An exile with no home anywhere is a corpse without a grave.

—Publilius Syrus, 50 BC

Hatred of domestic work is a natural and admirable result of civilization.

—Rebecca West, 1912

The ache for home lives in all of us, the safe place where we can go as we are and not be questioned.

—Maya Angelou, 1986

Men are merriest when they are from home.

—William Shakespeare, 1599

Have nothing in your houses that you do not know to be useful or believe to be beautiful.

—William Morris, 1882

Home is the girl’s prison and the woman’s workhouse.

—George Bernard Shaw, 1903

A crust of bread and a corner to sleep in / A minute to smile and an hour to weep in.

—Paul Laurence Dunbar, 1895

Many a man who thinks to found a home discovers that he has merely opened a tavern for his friends.

—Norman Douglas, 1917

For what do we live but to make sport for our neighbors and laugh at them in our turn?

—Jane Austen, 1813

One who is frivolous all day will never establish a household.

—Ptahhotep, c. 2400 BC

At the worst, a house unkept cannot be so distressing as a life unlived.

—Rose Macaulay, 1925

Every house: temple, empire, school.

—Joseph Joubert, 1800

Every man has a lurking wish to appear considerable in his native place.

—Samuel Johnson, 1771

In the matter of furnishing, I find a certain absence of ugliness far worse than ugliness.

—Colette, 1944

I quit life as from an inn, not as from a home.
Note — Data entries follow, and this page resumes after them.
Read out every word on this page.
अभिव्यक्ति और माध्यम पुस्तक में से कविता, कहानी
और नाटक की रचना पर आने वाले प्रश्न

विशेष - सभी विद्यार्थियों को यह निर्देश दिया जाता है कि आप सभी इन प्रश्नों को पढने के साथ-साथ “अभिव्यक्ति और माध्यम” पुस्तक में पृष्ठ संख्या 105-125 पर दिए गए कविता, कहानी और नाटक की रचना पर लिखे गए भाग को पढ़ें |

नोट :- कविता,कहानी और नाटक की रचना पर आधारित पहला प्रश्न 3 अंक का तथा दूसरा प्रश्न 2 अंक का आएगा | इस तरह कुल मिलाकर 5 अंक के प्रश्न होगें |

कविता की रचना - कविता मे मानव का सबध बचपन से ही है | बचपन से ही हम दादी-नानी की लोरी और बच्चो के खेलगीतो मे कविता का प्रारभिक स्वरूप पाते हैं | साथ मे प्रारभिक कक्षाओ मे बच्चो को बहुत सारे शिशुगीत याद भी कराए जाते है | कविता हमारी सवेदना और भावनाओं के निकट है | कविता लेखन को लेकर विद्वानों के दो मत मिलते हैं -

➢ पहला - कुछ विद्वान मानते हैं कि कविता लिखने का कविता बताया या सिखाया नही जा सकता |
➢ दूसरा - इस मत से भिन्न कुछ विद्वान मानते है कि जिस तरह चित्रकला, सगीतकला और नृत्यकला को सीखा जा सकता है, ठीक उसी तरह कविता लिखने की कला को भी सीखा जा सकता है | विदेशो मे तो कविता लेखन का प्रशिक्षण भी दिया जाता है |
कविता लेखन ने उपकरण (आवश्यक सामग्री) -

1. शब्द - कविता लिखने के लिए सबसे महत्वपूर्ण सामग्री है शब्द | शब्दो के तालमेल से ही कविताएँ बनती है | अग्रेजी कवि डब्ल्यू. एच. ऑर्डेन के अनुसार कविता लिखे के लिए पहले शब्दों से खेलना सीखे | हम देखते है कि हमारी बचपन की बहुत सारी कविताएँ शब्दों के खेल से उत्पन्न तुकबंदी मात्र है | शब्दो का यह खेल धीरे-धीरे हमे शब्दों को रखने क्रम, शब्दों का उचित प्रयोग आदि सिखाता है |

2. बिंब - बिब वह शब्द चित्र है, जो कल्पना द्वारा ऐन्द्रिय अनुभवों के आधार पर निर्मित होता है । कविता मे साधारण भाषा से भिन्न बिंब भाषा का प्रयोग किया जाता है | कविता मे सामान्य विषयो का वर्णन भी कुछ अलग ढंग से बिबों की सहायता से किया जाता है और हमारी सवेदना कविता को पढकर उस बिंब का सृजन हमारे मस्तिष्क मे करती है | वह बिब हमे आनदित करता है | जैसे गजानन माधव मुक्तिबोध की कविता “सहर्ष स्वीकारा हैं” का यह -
—Marcus Tullius Cicero, 44 BC

It’s your business when your neighbor’s wall is in flames.

—Horace, 19 BC

The home is a human institution. All human institutions are open to improvement.

—Charlotte Perkins Gilman, 1903

An American will build a house in which to pass his old age and sell it before the roof is on.

—Alexis de Tocqueville, 1840

God walks among the pots and pans.

—Saint Teresa of Ávila, c. 1582

Hospitality consists in a little fire, a little food, and an immense quiet.

—Ralph Waldo Emerson, 1856

People can say what they like about the eternal verities, love and truth and so on, but nothing’s as eternal as the dishes.

—Margaret Mahy, 1985

Being offended is the natural consequence of leaving one’s home.

—Fran Lebowitz, 1981

Charity begins at home, and justice begins next door.